De temps en temps, des abus flagrants conduisent les pouvoirs publics à annuler un projet de privatisation et à rester propriétaire de l'entreprise jusqu'à ce qu'un nouvel appel d'offres puisse être lancé. C'est ce qui s'est produit en 1996 dans le cas de la fabrique de matelas de Maputo, Morfeu, lorsque le nouveau propriétaire a omis de payer les dettes de l'entreprise, de régler à temps les salaires de ses employés et de décider d'un plan d'investissements.

Les pouvoirs publics affirment que cet exemple n'est pas représentatif et que la plupart des entreprises privatisées fonctionnent relativement bien. Le président Joaquim Chissano a déclaré devant le parlement en mars 1999 que si certaines entreprises privatisées avaient licencié du personnel, d'autres avaient embauché et que, globalement, le nombre d'emplois avait augmenté de 40 %.

D'après lui, lorsque le programme de privatisation a été lancé à la fin des années 80, seules 42 % des entreprises d'Etat étaient opérationnelles. Les autres étaient paralysées ou "semi-paralysées". Aujourd'hui, 77 % des entreprises privatisées fonctionnent, dit-il. Dix pour cent sont en cours de rénovation et 13 % sont encore inactives.

Les pouvoirs publics affirment que "90 %" des entreprises privatisées ont été vendues à des Mozambicains. C'est vrai, mais la plupart des grosses entreprises figurent parmi les 10 % restants. Les trois cimenteries du pays sont maintenant aux mains du géant du ciment portugais CIMPOR et la seule verrerie du pays appartient aussi à une autre entreprise portugaise, Barboso e Almeida, et deux des trois brasseries ont été vendues à South African Breweries (SAB).

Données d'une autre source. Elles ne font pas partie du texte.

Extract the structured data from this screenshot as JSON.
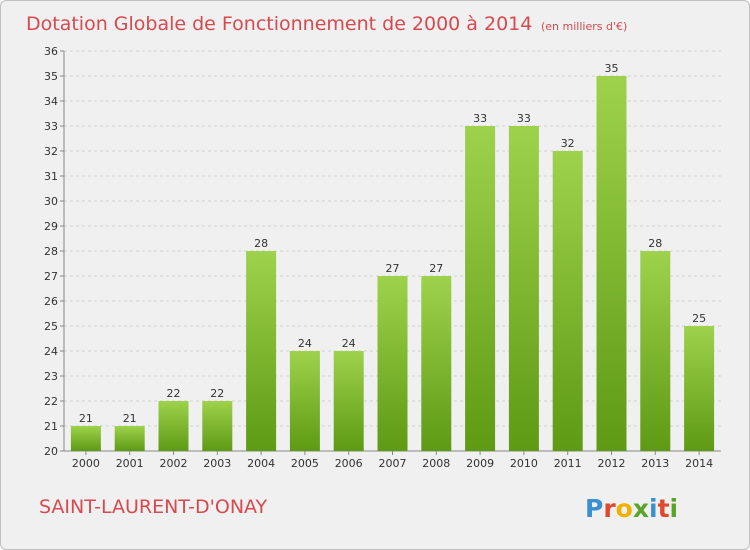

Ces brasseries, exploitées sous le nom de Cervejas de Moçambique (CDM), sont un exemple de privatisation très réussie. La SAB a investi des sommes importantes dans l'équipement, et la production des brasseries de Maputo et de Beira a triplé entre 1995 et 1998. Cette bière locale relativement bon marché se vend dans tout le sud et le centre du Mozambique et elle a totalement éclipsé la bière sud-africaine de contrebande dont le commerce était auparavant très répandu. Les pouvoirs publics en ont aussi bénéficié. Les impôts versés par les brasseries ont augmenté de 700 %. En 1998, la CDM a versé environ 5 % de l'ensemble des recettes fiscales. Les travailleurs employés à la brasserie se portent bien. LA CDM leur paie un salaire minimum équivalent à 96 $ par mois, plus de deux fois et demie le salaire minimum obligatoire. La CDM a été la première société cotée à la bourse du Mozambique, ouverte depuis octobre 1999.